Under federal law, the president is required to notify Congress to change how they’ve appropriated money. In the case of Ukraine, a top government watchdog found that Trump violated the law because he did not.

Democrats want to know: If Trump’s intentions were even somewhat pure, then why did the administration implement the freeze as it did?

A Trump defense team lawyer, Patrick Philbin, could only muster a weak response to Sinema. He argued that the administration didn’t notify Congress because Trump and others didn’t want to send a “signal” to Russia, a country that invaded and is still at war with America’s supposed allies in Ukraine, about American commitments wavering.

“The whole point was to be non-public,” Philbin said. “The Ukrainians didn’t know. The Russians didn’t know. It was not done to be a signal.”

It’s unclear whether Russia knew about Trump’s hold on military aid to Ukraine. But Ukrainian officials reportedly knew about it before Trump’s July 25 phone call with Ukrainian President Volodymyr Zelensky — one in which Trump responded to a request for the military aid by bringing up Hunter Biden’s business dealings in the country, and never even mentioned the word “corruption.”

It was a long day — especially for Trump’s lawyers

Philbin attempted to shift to the White House defense that Trump’s intent was pursuing the national interest by rooting out corruption in Ukraine, and that a president can’t be impeached and removed from office for having mixed motives.

The legal team, though, hasn’t contended with testimony from a top Defense Department official who told Congress that Ukraine had made enough progress on anti-corruption efforts to merit the aid. That testimony came a month after Zelensky was elected on an anti-corruption platform.

Trump had not expressed any particular concern about corruption in Ukraine in 2017 or 2018, when corruption was a clear problem in the country.

At other points during Wednesday’s hearing, Trump’s lawyers struggled to explain whether Trump’s interest in Ukrainian corruption predated former Vice President Joe Biden jumping into the presidential race last April — a timeline that indicates his motives were political.

Another member of Trump’s defense team, Alan Dershowitz, presented arguments that would restrict Congress’s impeachment power so dramatically that presidents could get away with almost anything. And a third defense team member, former Florida Attorney General Pam Bondi, struggled while trying to shift the focus from Trump’s alleged abuses of power and obstruction of Congress to Hunter Biden.

The respective legal teams weren’t able to directly engage each other, but House impeachment manager Adam Schiff was able to rebut a number of team Trump’s arguments anyway.
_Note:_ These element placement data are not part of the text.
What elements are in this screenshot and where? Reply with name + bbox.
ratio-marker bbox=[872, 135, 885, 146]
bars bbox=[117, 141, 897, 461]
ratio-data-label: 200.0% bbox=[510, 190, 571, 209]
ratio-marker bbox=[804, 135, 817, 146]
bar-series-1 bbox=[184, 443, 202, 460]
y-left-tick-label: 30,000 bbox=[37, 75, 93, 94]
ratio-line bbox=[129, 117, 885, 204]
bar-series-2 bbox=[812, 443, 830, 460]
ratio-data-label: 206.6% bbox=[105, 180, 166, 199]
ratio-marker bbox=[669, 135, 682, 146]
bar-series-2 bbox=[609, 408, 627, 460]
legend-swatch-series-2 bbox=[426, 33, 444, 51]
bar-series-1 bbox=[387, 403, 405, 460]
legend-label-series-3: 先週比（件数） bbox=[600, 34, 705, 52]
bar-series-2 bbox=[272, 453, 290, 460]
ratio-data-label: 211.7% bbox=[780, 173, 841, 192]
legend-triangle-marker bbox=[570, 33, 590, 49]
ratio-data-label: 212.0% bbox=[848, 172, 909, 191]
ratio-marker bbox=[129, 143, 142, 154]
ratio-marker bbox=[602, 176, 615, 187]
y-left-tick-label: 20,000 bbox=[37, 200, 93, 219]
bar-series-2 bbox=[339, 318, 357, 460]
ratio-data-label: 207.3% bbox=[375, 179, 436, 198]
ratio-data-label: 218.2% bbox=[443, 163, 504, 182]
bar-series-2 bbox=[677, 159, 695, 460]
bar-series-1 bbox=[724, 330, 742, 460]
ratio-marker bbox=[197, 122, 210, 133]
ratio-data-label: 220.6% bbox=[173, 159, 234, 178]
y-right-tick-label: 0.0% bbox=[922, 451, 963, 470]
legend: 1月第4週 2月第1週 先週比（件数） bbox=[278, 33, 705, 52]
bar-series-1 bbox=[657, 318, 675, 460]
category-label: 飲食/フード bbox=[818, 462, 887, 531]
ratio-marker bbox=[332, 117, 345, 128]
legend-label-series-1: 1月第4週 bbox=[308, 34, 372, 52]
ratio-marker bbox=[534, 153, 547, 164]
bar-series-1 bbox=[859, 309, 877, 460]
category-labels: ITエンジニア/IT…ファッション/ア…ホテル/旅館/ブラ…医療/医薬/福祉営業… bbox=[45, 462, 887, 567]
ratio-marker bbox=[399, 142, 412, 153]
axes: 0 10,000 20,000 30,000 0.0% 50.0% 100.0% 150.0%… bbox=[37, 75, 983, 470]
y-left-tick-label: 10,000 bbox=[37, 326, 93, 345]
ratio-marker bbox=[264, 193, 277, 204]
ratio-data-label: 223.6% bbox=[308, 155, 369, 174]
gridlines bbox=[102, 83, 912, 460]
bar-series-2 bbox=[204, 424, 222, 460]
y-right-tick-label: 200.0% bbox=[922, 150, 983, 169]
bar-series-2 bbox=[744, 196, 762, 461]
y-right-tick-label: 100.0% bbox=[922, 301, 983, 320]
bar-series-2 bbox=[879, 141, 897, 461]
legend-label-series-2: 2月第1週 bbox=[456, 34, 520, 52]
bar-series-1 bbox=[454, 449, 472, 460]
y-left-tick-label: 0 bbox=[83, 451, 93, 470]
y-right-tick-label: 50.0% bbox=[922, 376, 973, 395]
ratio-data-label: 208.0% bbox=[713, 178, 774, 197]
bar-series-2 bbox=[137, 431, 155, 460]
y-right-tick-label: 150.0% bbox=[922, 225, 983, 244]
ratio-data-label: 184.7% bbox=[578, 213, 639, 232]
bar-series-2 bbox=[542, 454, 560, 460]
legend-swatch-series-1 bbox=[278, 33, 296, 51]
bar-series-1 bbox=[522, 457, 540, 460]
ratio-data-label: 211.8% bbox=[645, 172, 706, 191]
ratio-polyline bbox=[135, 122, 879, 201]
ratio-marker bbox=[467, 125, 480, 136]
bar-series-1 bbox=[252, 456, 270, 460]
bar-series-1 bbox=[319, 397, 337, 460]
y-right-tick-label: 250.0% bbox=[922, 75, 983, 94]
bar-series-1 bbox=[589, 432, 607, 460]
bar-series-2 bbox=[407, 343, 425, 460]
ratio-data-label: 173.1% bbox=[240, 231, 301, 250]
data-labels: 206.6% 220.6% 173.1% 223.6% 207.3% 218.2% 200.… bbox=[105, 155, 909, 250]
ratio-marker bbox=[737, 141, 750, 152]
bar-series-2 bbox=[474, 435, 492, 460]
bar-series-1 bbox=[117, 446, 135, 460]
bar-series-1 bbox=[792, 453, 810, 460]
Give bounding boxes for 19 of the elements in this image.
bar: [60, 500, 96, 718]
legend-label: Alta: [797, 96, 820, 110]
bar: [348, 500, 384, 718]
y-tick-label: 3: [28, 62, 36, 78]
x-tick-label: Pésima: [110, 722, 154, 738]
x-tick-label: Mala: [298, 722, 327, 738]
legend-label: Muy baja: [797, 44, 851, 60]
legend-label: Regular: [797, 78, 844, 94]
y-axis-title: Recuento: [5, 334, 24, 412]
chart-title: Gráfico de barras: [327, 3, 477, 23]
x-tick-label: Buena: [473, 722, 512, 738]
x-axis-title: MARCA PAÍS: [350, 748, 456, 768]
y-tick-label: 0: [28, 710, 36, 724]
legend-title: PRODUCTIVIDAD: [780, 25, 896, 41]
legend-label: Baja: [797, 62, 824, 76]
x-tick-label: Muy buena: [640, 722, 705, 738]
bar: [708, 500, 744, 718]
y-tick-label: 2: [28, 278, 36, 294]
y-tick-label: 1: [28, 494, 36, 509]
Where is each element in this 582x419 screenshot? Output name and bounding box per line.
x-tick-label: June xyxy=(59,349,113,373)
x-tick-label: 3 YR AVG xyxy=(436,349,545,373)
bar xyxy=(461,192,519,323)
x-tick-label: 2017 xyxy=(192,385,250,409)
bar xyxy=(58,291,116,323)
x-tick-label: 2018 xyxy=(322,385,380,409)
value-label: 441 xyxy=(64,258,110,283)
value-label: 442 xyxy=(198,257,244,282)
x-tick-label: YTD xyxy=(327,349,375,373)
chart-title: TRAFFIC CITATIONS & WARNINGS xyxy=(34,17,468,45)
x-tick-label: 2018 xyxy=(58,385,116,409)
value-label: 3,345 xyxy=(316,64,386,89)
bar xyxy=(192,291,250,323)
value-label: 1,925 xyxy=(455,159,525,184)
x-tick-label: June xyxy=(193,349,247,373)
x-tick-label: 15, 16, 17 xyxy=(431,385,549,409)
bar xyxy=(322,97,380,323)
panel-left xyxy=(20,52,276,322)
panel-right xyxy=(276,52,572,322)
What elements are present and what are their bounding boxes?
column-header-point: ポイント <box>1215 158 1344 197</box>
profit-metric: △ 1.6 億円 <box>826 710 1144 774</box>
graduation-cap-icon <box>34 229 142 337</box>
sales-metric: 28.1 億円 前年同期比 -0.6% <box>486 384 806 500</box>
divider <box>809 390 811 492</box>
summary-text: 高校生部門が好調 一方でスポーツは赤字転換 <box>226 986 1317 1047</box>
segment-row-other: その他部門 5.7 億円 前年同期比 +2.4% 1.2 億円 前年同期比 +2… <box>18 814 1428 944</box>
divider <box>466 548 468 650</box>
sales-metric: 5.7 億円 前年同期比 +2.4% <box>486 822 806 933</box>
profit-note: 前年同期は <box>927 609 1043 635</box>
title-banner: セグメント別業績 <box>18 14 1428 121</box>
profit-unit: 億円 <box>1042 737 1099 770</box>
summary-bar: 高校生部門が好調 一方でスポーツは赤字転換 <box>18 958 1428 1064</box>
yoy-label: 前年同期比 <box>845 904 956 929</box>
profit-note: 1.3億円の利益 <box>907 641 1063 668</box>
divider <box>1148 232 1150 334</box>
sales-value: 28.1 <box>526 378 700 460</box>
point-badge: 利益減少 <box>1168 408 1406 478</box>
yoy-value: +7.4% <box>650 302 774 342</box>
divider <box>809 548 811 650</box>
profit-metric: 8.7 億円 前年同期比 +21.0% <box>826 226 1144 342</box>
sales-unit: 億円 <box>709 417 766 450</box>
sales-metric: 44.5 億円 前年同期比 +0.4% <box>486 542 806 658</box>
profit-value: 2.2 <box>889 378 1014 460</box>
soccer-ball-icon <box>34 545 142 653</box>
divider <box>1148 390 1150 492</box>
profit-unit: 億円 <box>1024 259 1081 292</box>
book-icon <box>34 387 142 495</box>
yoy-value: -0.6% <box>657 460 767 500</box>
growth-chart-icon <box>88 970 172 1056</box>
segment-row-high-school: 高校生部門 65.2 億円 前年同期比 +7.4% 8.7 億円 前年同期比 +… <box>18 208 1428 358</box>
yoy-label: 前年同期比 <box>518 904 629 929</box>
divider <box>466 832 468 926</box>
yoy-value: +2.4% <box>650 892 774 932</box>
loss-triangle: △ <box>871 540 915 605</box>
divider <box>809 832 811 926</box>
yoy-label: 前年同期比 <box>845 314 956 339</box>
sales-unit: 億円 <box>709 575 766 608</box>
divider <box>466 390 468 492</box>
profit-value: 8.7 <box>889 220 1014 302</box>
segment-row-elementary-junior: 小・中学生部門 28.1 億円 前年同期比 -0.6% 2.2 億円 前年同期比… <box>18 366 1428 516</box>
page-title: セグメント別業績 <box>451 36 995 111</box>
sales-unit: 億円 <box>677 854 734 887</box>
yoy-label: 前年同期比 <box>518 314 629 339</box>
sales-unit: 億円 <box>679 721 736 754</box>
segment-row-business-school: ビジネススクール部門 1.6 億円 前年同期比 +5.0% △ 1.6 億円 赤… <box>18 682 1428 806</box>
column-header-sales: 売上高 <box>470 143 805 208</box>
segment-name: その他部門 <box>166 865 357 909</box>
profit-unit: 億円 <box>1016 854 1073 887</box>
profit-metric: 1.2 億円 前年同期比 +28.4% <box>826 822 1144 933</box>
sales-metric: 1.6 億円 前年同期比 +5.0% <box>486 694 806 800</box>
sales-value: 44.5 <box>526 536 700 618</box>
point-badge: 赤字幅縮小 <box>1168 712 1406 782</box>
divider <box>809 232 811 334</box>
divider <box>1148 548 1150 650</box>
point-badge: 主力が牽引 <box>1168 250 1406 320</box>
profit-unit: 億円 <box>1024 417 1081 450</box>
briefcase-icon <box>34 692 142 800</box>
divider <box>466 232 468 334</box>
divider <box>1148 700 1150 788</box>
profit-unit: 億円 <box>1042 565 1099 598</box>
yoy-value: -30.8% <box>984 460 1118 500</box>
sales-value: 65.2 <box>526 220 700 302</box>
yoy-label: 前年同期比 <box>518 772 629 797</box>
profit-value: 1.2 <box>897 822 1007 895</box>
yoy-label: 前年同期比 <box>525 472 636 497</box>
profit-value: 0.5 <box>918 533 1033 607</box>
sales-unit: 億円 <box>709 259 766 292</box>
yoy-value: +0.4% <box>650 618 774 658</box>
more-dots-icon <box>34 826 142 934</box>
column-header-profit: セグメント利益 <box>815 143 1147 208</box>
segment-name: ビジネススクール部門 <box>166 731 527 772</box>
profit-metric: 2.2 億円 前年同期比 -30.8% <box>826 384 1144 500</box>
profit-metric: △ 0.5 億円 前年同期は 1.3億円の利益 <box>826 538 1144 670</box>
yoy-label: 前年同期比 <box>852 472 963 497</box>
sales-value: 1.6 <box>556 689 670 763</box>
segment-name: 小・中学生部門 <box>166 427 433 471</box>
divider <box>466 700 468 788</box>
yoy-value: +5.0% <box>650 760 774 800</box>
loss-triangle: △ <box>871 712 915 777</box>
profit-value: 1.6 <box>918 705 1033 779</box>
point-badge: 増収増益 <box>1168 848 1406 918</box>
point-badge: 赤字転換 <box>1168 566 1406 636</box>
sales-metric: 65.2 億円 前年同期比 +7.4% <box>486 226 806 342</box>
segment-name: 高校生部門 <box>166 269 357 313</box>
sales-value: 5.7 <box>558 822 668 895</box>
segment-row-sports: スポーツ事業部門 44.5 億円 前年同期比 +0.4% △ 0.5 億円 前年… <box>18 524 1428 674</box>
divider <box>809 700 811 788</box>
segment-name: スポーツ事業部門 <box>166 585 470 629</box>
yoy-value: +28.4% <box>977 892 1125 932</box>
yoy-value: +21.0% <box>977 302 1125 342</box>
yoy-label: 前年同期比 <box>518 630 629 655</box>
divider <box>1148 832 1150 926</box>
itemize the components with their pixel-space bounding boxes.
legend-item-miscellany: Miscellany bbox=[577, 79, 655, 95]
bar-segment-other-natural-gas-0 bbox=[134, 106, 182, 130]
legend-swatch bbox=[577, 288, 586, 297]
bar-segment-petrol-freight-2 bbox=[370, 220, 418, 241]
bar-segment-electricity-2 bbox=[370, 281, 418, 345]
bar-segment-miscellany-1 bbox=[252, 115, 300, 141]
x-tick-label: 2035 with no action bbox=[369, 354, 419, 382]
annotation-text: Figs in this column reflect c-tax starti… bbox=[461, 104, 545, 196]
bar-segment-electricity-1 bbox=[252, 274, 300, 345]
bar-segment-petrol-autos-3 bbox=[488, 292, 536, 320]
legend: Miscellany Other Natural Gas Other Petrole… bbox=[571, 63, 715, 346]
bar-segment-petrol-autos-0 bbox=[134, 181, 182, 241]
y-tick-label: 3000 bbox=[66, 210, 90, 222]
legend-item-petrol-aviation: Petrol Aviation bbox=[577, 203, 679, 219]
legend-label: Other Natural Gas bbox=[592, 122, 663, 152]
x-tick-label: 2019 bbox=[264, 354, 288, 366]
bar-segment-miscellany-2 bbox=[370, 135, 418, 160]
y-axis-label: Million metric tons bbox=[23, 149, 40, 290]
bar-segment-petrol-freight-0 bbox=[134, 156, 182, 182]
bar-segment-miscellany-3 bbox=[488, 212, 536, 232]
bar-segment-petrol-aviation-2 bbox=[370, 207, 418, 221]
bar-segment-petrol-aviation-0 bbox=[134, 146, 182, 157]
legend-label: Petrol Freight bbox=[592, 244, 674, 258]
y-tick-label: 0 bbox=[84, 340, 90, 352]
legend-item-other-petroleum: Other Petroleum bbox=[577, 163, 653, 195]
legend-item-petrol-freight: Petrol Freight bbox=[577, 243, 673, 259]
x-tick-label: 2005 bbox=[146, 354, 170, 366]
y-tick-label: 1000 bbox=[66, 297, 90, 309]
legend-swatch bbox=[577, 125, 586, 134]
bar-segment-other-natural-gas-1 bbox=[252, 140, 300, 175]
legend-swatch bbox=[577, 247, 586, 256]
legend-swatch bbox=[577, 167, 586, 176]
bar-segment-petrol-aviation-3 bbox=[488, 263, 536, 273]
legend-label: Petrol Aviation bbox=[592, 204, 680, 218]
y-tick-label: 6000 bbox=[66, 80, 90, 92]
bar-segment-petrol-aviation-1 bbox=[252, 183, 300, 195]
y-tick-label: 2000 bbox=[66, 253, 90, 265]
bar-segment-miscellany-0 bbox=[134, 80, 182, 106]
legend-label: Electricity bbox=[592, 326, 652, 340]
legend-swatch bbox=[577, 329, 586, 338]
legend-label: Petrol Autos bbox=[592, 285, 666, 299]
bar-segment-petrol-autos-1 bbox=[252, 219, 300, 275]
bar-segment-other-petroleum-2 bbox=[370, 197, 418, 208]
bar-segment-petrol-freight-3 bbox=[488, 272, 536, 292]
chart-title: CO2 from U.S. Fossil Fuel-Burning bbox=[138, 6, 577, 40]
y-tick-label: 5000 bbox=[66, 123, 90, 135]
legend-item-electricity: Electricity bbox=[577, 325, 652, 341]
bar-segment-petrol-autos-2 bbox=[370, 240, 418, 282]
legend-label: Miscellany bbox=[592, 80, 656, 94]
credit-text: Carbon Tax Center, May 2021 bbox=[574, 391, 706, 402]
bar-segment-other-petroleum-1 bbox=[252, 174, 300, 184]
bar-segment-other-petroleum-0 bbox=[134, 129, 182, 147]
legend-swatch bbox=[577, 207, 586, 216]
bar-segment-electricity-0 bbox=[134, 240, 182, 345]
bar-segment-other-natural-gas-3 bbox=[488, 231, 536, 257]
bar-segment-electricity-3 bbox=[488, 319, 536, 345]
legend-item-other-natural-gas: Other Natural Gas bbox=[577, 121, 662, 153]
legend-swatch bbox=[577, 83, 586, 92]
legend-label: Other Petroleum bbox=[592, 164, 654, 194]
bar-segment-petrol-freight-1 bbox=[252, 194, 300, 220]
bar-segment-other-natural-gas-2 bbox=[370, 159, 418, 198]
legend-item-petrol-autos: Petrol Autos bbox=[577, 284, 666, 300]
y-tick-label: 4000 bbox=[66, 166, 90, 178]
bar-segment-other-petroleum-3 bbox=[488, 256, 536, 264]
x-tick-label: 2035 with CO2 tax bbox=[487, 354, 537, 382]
He even preemptively addressed Philbin’s argument that withholding aid without informing Congress is a form of legitimate “policy.”

“A failed scheme does not make you innocent,” Schiff said, alluding to the fact that aid to Ukraine was only released after a government whistleblower sounded the alarm about the situation. “It’s a policy of the president to demand foreign interference and withhold money from an ally at war unless they get it. That’s what [Trump’s lawyers] call policy. I’m sorry, that’s what I call corruption.”

Sinema’s probing question suggests she’s at least skeptical of the arguments being made of Trump’s legal team. But whether or not there will be enough votes to compel the sort of witness testimony that would help clear things up remains an open question as the trial enters what could be its last two days.